Thursday, March 27, 2014

Jurassic Park III


DINO MIGHT


Joseph was most apologetic over the shoddy accommodations in New Orleans - he swears that a local promoter was to blame. He had been assured that the Cajun Crawfish Club was an exclusive little bistro. He's vowed that the next stop, scheduled for later this week in Plano, Texas, will be a distinct improvement. To make up for it, he sent a private helicopter to pick me up and to take me and all thirty seven pieces of my Louis Vuitton luggage to the Dallas area so I would not have to endure long hours on the road. The set pieces and back up dancers, however, are going Greyhound. There are certain perks to being a magnificent star. 

I received a telegram from my publicist, Madame Rose, today. She has been in contact with Marrakech records. They are interested in bringing my brilliant vocal stylings to a new generation of listeners. There's even talk of my challenging Britney Spears for the title of Pop princess de jour. They propose a new album entitled Endless Suburb which will celebrate mall culture and teen angst through such classic songs as Standing on the Casual Corner, The Little Young Lady from Abercrombie and Somewhere Over the Wal-Mart. Lead sheets and music are being faxed to my Dallas hotel - something called 'The Book Depository'. 

The helicopter stopped in Gavelston to refuel so I took a walk along the seashore and stopped into the local cineplex for a relaxing break before the next leg of my journey. As reptiles have been a theme of late, I chose Jurassic Park III as my bill of fare. This second sequel to the dinosaurs running amok film of some years back was produced by Steven Spielberg's Amblin Productions but the reins, this time, have been turned over to his protege, Joe Johnston (Jumanji, October Sky). Johnston is a reasonable genre film maker and he turned out a quick and efficient thriller without a single original idea in it. 

This time around, the creators decided to forgo bringing back Jeff Goldblum's Ian Malcom (a fact for which I am grateful - one should never try to make comic relief into hero...) and returned instead to Sam Neill's Dr. Alan Grant from the first film. Neill is a competent actor but the character was always more of a type than a person - I'm assuming Neill agreed to it as he needed a paycheck. Dr. Grant is still digging up dinosaur bones in the desert, refusing to study the living specimens as he regards those as an aberration, rather than a reality; his peaceful life is disturbed when a wealthy couple (William H. Macy and Tea Leoni) come to him and offer him a small fortune to go with them to Isla Sorna, the site B from the second film, as tour guide. They neglect to tell him that it's really a rescue mission for their adolescent son who disappeared parasailing over the island several weeks earlier.
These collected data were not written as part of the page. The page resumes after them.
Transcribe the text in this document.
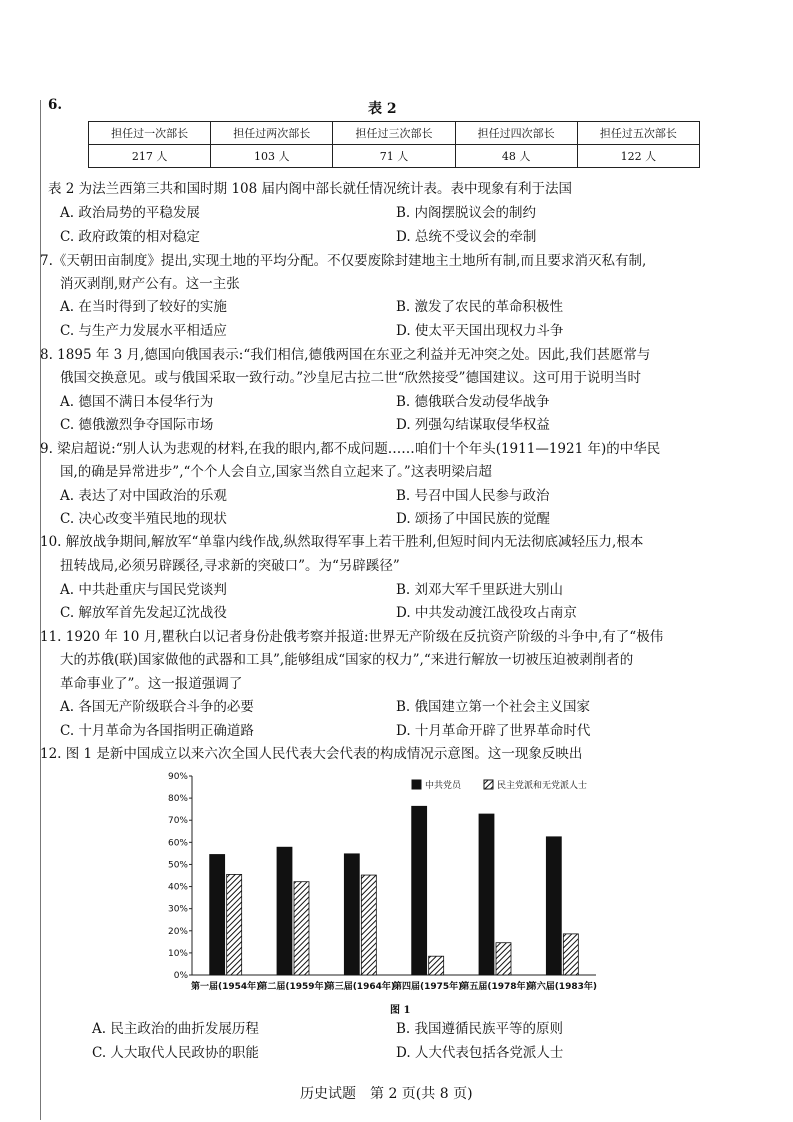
6.	表 2
担任过一次部长	担任过两次部长	担任过三次部长	担任过四次部长	担任过五次部长
217 人	103 人	71 人	48 人	122 人
表 2 为法兰西第三共和国时期 108 届内阁中部长就任情况统计表。表中现象有利于法国
A. 政治局势的平稳发展	B. 内阁摆脱议会的制约
C. 政府政策的相对稳定	D. 总统不受议会的牵制
7.《天朝田亩制度》提出,实现土地的平均分配。不仅要废除封建地主土地所有制,而且要求消灭私有制,
消灭剥削,财产公有。这一主张
A. 在当时得到了较好的实施	B. 激发了农民的革命积极性
C. 与生产力发展水平相适应	D. 使太平天国出现权力斗争
8. 1895 年 3 月,德国向俄国表示:“我们相信,德俄两国在东亚之利益并无冲突之处。因此,我们甚愿常与
俄国交换意见。或与俄国采取一致行动。”沙皇尼古拉二世“欣然接受”德国建议。这可用于说明当时
A. 德国不满日本侵华行为	B. 德俄联合发动侵华战争
C. 德俄激烈争夺国际市场	D. 列强勾结谋取侵华权益
9. 梁启超说:“别人认为悲观的材料,在我的眼内,都不成问题……咱们十个年头(1911—1921 年)的中华民
国,的确是异常进步”,“个个人会自立,国家当然自立起来了。”这表明梁启超
A. 表达了对中国政治的乐观	B. 号召中国人民参与政治
C. 决心改变半殖民地的现状	D. 颂扬了中国民族的觉醒
10. 解放战争期间,解放军“单靠内线作战,纵然取得军事上若干胜利,但短时间内无法彻底减轻压力,根本
扭转战局,必须另辟蹊径,寻求新的突破口”。为“另辟蹊径”
A. 中共赴重庆与国民党谈判	B. 刘邓大军千里跃进大别山
C. 解放军首先发起辽沈战役	D. 中共发动渡江战役攻占南京
11. 1920 年 10 月,瞿秋白以记者身份赴俄考察并报道:世界无产阶级在反抗资产阶级的斗争中,有了“极伟
大的苏俄(联)国家做他的武器和工具”,能够组成“国家的权力”,“来进行解放一切被压迫被剥削者的
革命事业了”。这一报道强调了
A. 各国无产阶级联合斗争的必要	B. 俄国建立第一个社会主义国家
C. 十月革命为各国指明正确道路	D. 十月革命开辟了世界革命时代
12. 图 1 是新中国成立以来六次全国人民代表大会代表的构成情况示意图。这一现象反映出
0%
10%
20%
30%
40%
50%
60%
70%
80%
90%
第一届(1954年)
第二届(1959年)
第三届(1964年)
第四届(1975年)
第五届(1978年)
第六届(1983年)
中共党员	民主党派和无党派人士
图 1
A. 民主政治的曲折发展历程	B. 我国遵循民族平等的原则
C. 人大取代人民政协的职能	D. 人大代表包括各党派人士
历史试题　第 2 页(共 8 页)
Soon Grant, his assistant Billy (Alessandro Nivola) and a bunch of mercenaries (led by Michael Jeter) are flying off to Costa Rica. Needless to say, things go wrong right off the bat and our heroes are trapped on the island with only their wits to help them defeat raptors, spinosaurs, pteranodons and other nasty beasts with big teeth. 

I shan't give away all the plot details but the script (Peter Buchman - rewritten by Alexander Payne and Jim Taylor, the duo behind the scathing Election and Citizen Ruth) is perfectly predictable. Ten minutes into the exposition and it's clear who will become dino snacks and who will survive. There's no moment in the opening exposition that won't come back in the action sequences of the second half in some way. It's very much a paint by numbers screenplay which is too bad. I would have expected more from Payne and Taylor. Their trademark snarky sense of humor is there in some of the lines but there's absolutely no character development, no social comment, and little in the way of plot other than dinosaurs surprise humans - humans run away (and occasionally get eaten). 
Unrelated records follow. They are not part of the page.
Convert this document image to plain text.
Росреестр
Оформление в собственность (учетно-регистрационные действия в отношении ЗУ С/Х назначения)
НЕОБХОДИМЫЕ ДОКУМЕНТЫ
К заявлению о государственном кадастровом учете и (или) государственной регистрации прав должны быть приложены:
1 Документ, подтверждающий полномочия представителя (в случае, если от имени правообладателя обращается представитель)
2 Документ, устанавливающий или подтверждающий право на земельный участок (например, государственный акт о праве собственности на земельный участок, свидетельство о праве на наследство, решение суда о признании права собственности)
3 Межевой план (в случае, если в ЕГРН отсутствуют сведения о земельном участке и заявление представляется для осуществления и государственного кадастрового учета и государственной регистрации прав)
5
The talented cast, which includes Laura Dern in a brief cameo as Dr. Ellie Satler, her character from the first film, sleepwalks its way through the script as if they had all been given ten milligrams of valium in the butt when they came on set. They go through the motions and scream when attacked but it's hard to care much for these animatronic figures. The whole film, in many ways, reminded me of Disney's Jungle Cruise - we don't worry too much about the poor guys chased up the tree by the rhino there either. The performances of the humans are perfunctory at best. 

This leaves us with the dinosaurs. Special effects technology has increased by leaps and bounds in the last decade so we have more dinosaurs able to do more things. In some ways, they're much more interesting than the humans and have more personality. They scare and chase their human co-stars with great verve and zeal. Unfortunately, most of the action scenes are poorly edited and you don't get a real good sense of what's going on. The cuts are much too quick. 

The film is predictable, but moderately suspenseful - we don't know when the necessary scenes are going to play out. It's entertaining and slickly made, and worth a look at matinee prices if you've nothing better to do. It's not, however, a great work of cinematic art and breaks no new ground. 

Hostile seminar audience. Lucky backpack. Dino-Soar parasailing. Dino bird call. Gratuitous Compys. Dino do-do. Satellite telephone as plot device. Egg napping. Gratuitous miles ex machina ending. Barney joke. Water tanker truck hide-out.